Reading the CB Qualifier Storage Drive Utility Results
book
Article ID: 377473
calendar_today
Updated On:
Products
Carbon Black EDR (formerly Cb Response)
Issue/Introduction
How to read the results from the CB Qualifier tool output.
Environment
Carbon Black EDR Server: All Versions
CB Qualifier
Resolution
Overview of the Tests
Ingress
"Test for level ingress load"
Ingress is the basic test, can the storage drive handle the incoming event load and searching?
If this test fails in any of the these areas, the storage drives will need to be upgraded. This is considered an absolute failure.
Optimize_Seperate
"Test to see if optimize can run on a disk without ingress load"
Can the storage drive handle the re-indexing of data when optimizing Solr cores into less segments.

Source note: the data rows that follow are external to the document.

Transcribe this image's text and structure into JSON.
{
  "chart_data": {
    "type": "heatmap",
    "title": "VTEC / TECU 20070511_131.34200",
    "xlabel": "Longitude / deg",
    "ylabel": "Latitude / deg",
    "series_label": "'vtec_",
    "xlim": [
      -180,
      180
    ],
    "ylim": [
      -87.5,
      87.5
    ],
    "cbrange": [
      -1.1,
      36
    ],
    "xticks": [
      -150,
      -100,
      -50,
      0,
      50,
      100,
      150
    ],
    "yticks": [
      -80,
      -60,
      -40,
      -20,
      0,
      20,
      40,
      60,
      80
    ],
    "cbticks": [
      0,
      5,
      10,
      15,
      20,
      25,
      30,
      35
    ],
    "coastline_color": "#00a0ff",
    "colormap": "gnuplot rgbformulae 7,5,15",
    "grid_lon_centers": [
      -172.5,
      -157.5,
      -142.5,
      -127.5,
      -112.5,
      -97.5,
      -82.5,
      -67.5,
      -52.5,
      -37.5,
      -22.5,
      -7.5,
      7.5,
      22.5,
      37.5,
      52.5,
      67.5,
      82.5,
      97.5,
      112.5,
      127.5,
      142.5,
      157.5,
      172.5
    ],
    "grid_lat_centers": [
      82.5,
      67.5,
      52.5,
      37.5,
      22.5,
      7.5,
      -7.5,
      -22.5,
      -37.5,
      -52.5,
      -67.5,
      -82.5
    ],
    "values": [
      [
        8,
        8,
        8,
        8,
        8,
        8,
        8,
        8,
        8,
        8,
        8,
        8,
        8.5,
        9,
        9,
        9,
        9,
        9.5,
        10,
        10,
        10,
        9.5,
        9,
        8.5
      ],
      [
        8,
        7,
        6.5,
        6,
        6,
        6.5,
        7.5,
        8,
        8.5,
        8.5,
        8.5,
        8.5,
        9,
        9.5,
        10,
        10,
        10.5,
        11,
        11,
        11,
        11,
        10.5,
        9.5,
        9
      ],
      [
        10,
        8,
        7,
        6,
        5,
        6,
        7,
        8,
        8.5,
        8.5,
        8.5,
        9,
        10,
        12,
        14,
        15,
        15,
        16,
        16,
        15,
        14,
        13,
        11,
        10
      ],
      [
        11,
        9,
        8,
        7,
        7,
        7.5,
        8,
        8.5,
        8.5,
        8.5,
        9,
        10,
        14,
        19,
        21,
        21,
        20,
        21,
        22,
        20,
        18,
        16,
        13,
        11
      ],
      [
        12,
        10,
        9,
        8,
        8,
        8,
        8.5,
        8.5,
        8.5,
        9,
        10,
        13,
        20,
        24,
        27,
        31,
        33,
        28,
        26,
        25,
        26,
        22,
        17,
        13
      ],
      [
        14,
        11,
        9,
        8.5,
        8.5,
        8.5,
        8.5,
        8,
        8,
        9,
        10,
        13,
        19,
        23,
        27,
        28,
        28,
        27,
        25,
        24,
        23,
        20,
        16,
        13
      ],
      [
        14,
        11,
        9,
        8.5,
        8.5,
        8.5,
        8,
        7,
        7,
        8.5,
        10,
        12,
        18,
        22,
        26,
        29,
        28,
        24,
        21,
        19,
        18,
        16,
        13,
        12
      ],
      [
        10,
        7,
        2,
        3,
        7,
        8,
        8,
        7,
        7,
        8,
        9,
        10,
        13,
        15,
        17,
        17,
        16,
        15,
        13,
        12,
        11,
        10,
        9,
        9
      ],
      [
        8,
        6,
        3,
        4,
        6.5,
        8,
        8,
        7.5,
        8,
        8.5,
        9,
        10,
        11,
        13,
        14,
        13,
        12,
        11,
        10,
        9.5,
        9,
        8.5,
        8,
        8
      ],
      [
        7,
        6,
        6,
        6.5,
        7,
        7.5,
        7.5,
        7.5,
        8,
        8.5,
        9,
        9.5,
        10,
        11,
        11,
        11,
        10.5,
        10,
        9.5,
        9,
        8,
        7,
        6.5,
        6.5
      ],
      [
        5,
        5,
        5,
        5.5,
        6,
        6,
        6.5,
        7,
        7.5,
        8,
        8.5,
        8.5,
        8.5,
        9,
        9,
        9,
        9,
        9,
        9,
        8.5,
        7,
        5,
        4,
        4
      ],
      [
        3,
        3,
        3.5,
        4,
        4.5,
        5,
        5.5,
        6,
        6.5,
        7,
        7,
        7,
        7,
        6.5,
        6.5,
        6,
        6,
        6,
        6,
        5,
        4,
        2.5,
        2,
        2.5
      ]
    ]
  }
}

Cores are optimized at midnight after each rollover. Optimization is a re-indexing of the data into lower segments. Think of this like disk defragmentation, by lowering the segment size performance is optimized for searching.
If this test fails, the storage drive should be upgraded.
Slow optimization will result in performance issues, impacting ingestion, searching and alerting.
Optimize_Same
"Test to see if optimize can run on a disk with ingress load"
This is a combination of both ingress and optimization at the same time. Can the storage drive handle ingesting, reading and optimizing at the same time?
If this test fails, the environment needs to be taken into account.
If the majority of sensors are online 24/7, the storage drives will need to be updated
If the majority of sensors and users are online only during working hours, this may be safe to ignore as it is less likely ingress, searching and optimization will be at full capacity at the same time. Consider this acceptable if the threshold is not far off.
Reading Results
Focus on the following sections
Test
Meaning
read_bandwidth
Total number of bytes transferred / total time between first request for service and completion of last transfer
read_iops
Input/Output Operations per second. An SSD is going to have much higher IOPS than a spinning disk.
IOPS = 1000 ms / (average seek time + average latency)
Average Latency - How long it takes a disk to spin halfway around.
0.1ms for SSD
((60 / <half spin time>)/2)*1000
Average Seek - How long it takes for the head to reach the area of the disk where the data is stored. Average of write and write seek or read and read seek.
write_bandwidth
Total number of bytes transferred / total time between first request for service and completion of last transfer
write_iops
Input/Output Operations per second. An SSD is going to have much higher IOPS than a spinning disk.
IOPS = 1000 ms / (average seek time + average latency)
Average Latency - How long it takes a disk to spin halfway around.
0.1ms for SSD
((60 / <half spin time>)/2)*1000
Average Seek - How long it takes for the head to reach the area of the disk where the data is stored. Average of write and write seek or read and read seek.
Each section contains the following results:
Field
Meaning
Pass
True/False, did this particular test pass or fail?
Result
The actual performance of the disk on this specific test
Threshold
The expected passing threshold based on the configurations set by EDR engineering.
Evaluating the Results
If read/write iops and read/write bandwidth pass on each test, the storage drive will be able to handle the load.
Pre-data tests are done at best guestimate based on normal event noise from sensors. In environments where endpoints are more noisy, a passing score close to the threshold may not hold true as live data comes in.
If only tests on optimize_same fail, the storage device can pass if sensors and users are not online 24/7. Optimization runs at midnight every night a new core is rolled over.
A second volume can be mounted as /var/cb/data/solr/cbevents2, this allows the newly rolled over core to optimize on a separate partition as the new writer core. Supporting Multiple Volumes for Event Data
If any tests from Ingress or Optimize fail the storage device is not fast enough to handle the load.
If there is a single failed test, yet the result is very close to the threshold, the storage may be adequate to handle the load but will need to be upgraded if performance issues occur.
Read the "run_config: fail_message" for more detail.
Additional Information
The run_config section contains both fail_message and pass_message. This section is just the configuration settings, only the pass: field in each test should be viewed.